SAN DIEGO – Patients who receive heparin bridging during an interruption of oral anticoagulation appear to be at a 5.4-fold increased risk of overall bleeding and a 3.6-fold increased risk of major bleeding, without a reduction in risk of thromboembolic events.
Those are key findings from a systematic review and meta-analysis of recently published medical literature presented by Dr. Jovana Yudin at the annual meeting of the American Society of Hematology.
Antithrombotic and thrombolytic therapy guidelines published by the American College of Chest Physicians in 2008 recommended bridging according to an individualized approach (Chest 2008;133[suppl. 6]:299S-339S).

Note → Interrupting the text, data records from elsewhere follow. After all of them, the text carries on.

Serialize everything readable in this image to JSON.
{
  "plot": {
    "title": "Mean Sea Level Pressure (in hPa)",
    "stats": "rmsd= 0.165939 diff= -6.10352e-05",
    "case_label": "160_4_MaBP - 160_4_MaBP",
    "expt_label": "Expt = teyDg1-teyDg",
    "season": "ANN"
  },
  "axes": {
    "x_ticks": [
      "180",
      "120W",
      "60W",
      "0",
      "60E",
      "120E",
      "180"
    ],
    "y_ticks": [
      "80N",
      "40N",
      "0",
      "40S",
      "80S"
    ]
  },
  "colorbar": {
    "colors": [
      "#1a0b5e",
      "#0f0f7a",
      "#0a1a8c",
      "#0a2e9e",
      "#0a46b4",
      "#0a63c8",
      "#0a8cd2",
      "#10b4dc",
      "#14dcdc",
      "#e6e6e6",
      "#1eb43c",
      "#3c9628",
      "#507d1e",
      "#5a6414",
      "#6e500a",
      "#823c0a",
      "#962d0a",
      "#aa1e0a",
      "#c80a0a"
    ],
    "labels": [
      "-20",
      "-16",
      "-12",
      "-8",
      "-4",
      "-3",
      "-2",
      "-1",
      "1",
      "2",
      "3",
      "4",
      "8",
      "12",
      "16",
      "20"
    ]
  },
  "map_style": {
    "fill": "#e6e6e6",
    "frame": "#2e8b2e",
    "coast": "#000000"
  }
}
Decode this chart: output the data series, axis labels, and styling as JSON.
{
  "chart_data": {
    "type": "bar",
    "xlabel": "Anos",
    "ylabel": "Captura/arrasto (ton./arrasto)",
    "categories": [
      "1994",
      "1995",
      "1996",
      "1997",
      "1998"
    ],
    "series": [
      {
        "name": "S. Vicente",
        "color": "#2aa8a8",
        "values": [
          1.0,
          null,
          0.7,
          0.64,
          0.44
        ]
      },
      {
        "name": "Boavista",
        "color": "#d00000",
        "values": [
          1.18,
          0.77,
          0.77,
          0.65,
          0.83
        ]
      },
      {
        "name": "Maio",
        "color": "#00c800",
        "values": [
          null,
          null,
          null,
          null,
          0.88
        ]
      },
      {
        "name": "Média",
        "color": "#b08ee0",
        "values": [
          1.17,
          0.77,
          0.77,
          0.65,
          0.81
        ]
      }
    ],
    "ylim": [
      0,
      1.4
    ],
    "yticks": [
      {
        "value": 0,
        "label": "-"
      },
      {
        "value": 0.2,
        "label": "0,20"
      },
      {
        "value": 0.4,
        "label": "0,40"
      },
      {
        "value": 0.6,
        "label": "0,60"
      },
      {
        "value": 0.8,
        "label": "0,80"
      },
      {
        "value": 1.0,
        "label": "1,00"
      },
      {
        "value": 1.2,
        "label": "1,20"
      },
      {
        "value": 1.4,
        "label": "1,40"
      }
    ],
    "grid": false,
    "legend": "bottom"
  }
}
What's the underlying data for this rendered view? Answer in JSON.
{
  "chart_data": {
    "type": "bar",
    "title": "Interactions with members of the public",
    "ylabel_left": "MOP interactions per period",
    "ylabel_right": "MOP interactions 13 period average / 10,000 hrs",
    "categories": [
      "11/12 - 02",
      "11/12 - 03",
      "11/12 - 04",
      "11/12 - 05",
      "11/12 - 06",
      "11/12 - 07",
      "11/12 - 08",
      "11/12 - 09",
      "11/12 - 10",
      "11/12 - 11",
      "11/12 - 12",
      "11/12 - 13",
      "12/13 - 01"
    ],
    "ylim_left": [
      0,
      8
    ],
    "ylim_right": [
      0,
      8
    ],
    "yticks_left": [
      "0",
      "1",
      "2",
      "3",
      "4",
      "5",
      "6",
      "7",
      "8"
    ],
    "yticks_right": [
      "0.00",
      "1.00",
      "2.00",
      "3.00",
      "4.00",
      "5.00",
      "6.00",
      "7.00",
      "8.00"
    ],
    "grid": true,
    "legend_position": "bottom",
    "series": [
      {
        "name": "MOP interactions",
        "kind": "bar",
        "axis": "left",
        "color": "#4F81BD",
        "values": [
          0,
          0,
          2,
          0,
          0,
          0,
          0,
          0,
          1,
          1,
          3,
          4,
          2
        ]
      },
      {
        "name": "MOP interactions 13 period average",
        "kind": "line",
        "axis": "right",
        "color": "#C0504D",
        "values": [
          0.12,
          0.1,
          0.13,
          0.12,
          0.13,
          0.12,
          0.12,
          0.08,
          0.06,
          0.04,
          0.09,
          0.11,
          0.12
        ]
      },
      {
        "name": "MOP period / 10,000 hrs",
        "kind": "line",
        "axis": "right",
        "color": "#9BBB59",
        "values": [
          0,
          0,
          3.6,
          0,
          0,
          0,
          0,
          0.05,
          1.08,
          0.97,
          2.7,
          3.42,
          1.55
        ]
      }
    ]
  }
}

"They suggested bridging according to patients’ bleeding and thromboembolic risk," said Dr. Yudin, a fellow in the hematology residency program at McMaster University, Hamilton, Ont. "Within the last decade, several new studies have been published using periprocedural bridging. In these studies, low-molecular-weight heparin has been used with increased frequency. However, optimal strategies for bridging remain unclear. Our objective was to do a systematic review and meta-analysis of bridging trials published in the last decade to look at thromboembolic risk as well as bleeding risk."
Dr. Yudin and her associates searched the MEDLINE, EMBASE, and Cochrane Collaboration databases for systematic reviews and meta-analyses of studies published between Jan. 1, 2001, and July 31, 2010, that examined bleeding and thromboembolic events in patients receiving bridging therapy during temporary oral anticoagulation interruption for elective surgical or invasive procedures. Studies were excluded if the reporting of thromboembolic or bleeding outcomes was unclear, or if they focused exclusively on patients with renal failure (ASH 2011; abstract 545). All studies were reviewed by two independent investigators.
The researchers identified and screened 1,164 studies for review. Of these, 35 studies that included 7,169 bridged patients were selected for the final review. Most of the studies (33) were observational, and only two were randomized. The median follow-up was 30 days.
The most common indication for anticoagulation was atrial fibrillation (44%), followed by mechanical valve (24%), prior venous thromboembolism (22%), and other (10%).
The most common preoperative strategy was to discontinue oral anticoagulation more than 3 days in advance. Low-molecular-weight heparin was most commonly used, both preoperatively and postoperatively.
Dr. Yudin reported that thromboembolic events, which were primarily arterial in nature, occurred in 73 of the 7,169 patients (mean rate, 0.96%). The mean rate of overall bleeding was 13.01%, whereas the mean rate of major bleeding was 4.32%.
Eight of the studies included in the final analysis had control groups from which the researchers were able to pull data to determine an odds ratio for thromboembolism with bridging vs. no bridging. These studies included 1,691 bridged patients and 3,493 nonbridged patients. The odds ratio for thromboembolic events was 0.80, with a 95% confidence interval (CI) of 0.42-1.54, "suggesting no risk reduction for thromboembolic events with heparin or low-molecular-weight bridging," Dr. Yudin said. "There was also no difference between these two groups in the risk for arterial or venous thromboembolism."
To determine the risk of overall bleeding, the researchers pulled data from 13 studies that included control groups. These studies included 1,935 bridged patients and 5,160 nonbridged patients. The odds ratio for overall bleeding with bridging was 5.40 (95% CI, 3.00-9.74). "This suggested an increased risk of overall bleeding with bridging anticoagulation, but there was significant heterogeneity noted across these studies."
For major bleeding, five studies with control groups were assessed. These included 1,397 bridged patients and 2,104 nonbridged patients. The odds ratio for major bleeding was 3.60 (95% CI, 1.52-8.50), "again suggesting an increased risk in major bleeding with bridging," she said. "There was significant heterogeneity noted across studies."
Dr. Yudin acknowledged that the review had certain limitations: Most of the studies included in the analysis were observational, and only about a third had control groups. "Our control groups consisted largely of low-thromboembolic-risk patients, or patients who were not chronically on vitamin K antagonists, suggesting that they had a different risk profile for thromboembolism than many of the bridged patients," she said.
The findings "underline the need for studies of higher [methodological] quality in periprocedural bridging," she concluded. "It also tells us that there is a need for standardized definitions in terms of outcomes. We suspect that much of our heterogeneity had to do with varying definitions for outcomes such as major bleeding."
Dr. Yudin said that she had no relevant financial conflicts to disclose.